Alterations of bases in DNA constitute a major source of genomic instability. It is believed that base alterations trigger base excision repair (BER), generating DNA repair intermediates interfering with DNA replication. Here, we show that genomic uracil, a common type of base alteration, induces DNA replication stress (RS) without being processed by BER. In the absence of uracil DNA glycosylase (UNG), genomic uracil accumulates to high levels, DNA replication forks slow down, and PrimPol-mediated repriming is enhanced, generating single-stranded gaps in nascent DNA. ATR inhibition in UNG-deficient cells blocks the repair of uracil-induced gaps, increasing replication fork collapse and cell death. Notably, a subset of cancer cells upregulates UNG2 to suppress genomic uracil and limit RS, and these cancer cells are hypersensitive to co-treatment with ATR inhibitors and drugs increasing genomic uracil. These results reveal unprocessed genomic uracil as an unexpected source of RS and a targetable vulnerability of cancer cells.

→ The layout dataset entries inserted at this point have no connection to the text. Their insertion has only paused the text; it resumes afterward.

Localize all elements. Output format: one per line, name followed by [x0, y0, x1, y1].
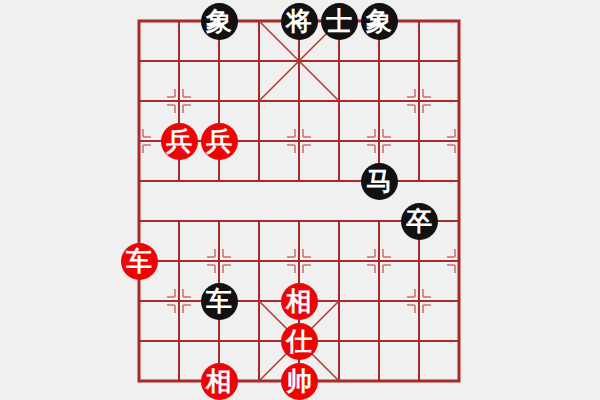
piece-red-soldier[interactable]: 兵 [201, 123, 238, 160]
piece-red-advisor[interactable]: 仕 [281, 323, 318, 360]
piece-black-soldier[interactable]: 卒 [401, 203, 438, 240]
piece-black-elephant[interactable]: 象 [361, 3, 398, 40]
piece-red-general[interactable]: 帅 [281, 363, 318, 400]
piece-red-soldier[interactable]: 兵 [161, 123, 198, 160]
piece-red-elephant[interactable]: 相 [281, 283, 318, 320]
xiangqi-board[interactable]: 象将士象兵兵马卒车车相仕相帅 [119, 1, 479, 400]
piece-black-general[interactable]: 将 [281, 3, 318, 40]
piece-black-advisor[interactable]: 士 [321, 3, 358, 40]
piece-black-horse[interactable]: 马 [361, 163, 398, 200]
piece-black-elephant[interactable]: 象 [201, 3, 238, 40]
piece-black-chariot[interactable]: 车 [201, 283, 238, 320]
piece-red-chariot[interactable]: 车 [121, 243, 158, 280]
xiangqi-screenshot: 象将士象兵兵马卒车车相仕相帅 [0, 0, 600, 400]
piece-red-elephant[interactable]: 相 [201, 363, 238, 400]
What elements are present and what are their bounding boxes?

DNA 碱基的改变是基因组不稳定的一个主要来源。据信，碱基改变会触发碱基切除修复（BER），产生干扰 DNA 复制的 DNA 修复中间体。在这里，我们证明基因组尿嘧啶（一种常见的碱基改变类型）会诱导 DNA 复制应激 (RS)，而无需经过 BER 处理。在缺乏尿嘧啶 DNA 糖基化酶 (UNG) 的情况下，基因组尿嘧啶积累到高水平，DNA 复制叉减慢，PrimPol 介导的重新启动增强，在新生 DNA 中产生单链缺口。 UNG 缺陷细胞中的 ATR 抑制会阻止尿嘧啶诱导的间隙修复，从而增加复制叉崩溃和细胞死亡。值得注意的是，一部分癌细胞上调 UNG2 以抑制基因组尿嘧啶并限制 RS，并且这些癌细胞对 ATR 抑制剂和增加基因组尿嘧啶的药物的联合治疗高度敏感。这些结果揭示了未加工的基因组尿嘧啶是 RS 的意外来源和癌细胞的可靶向脆弱性。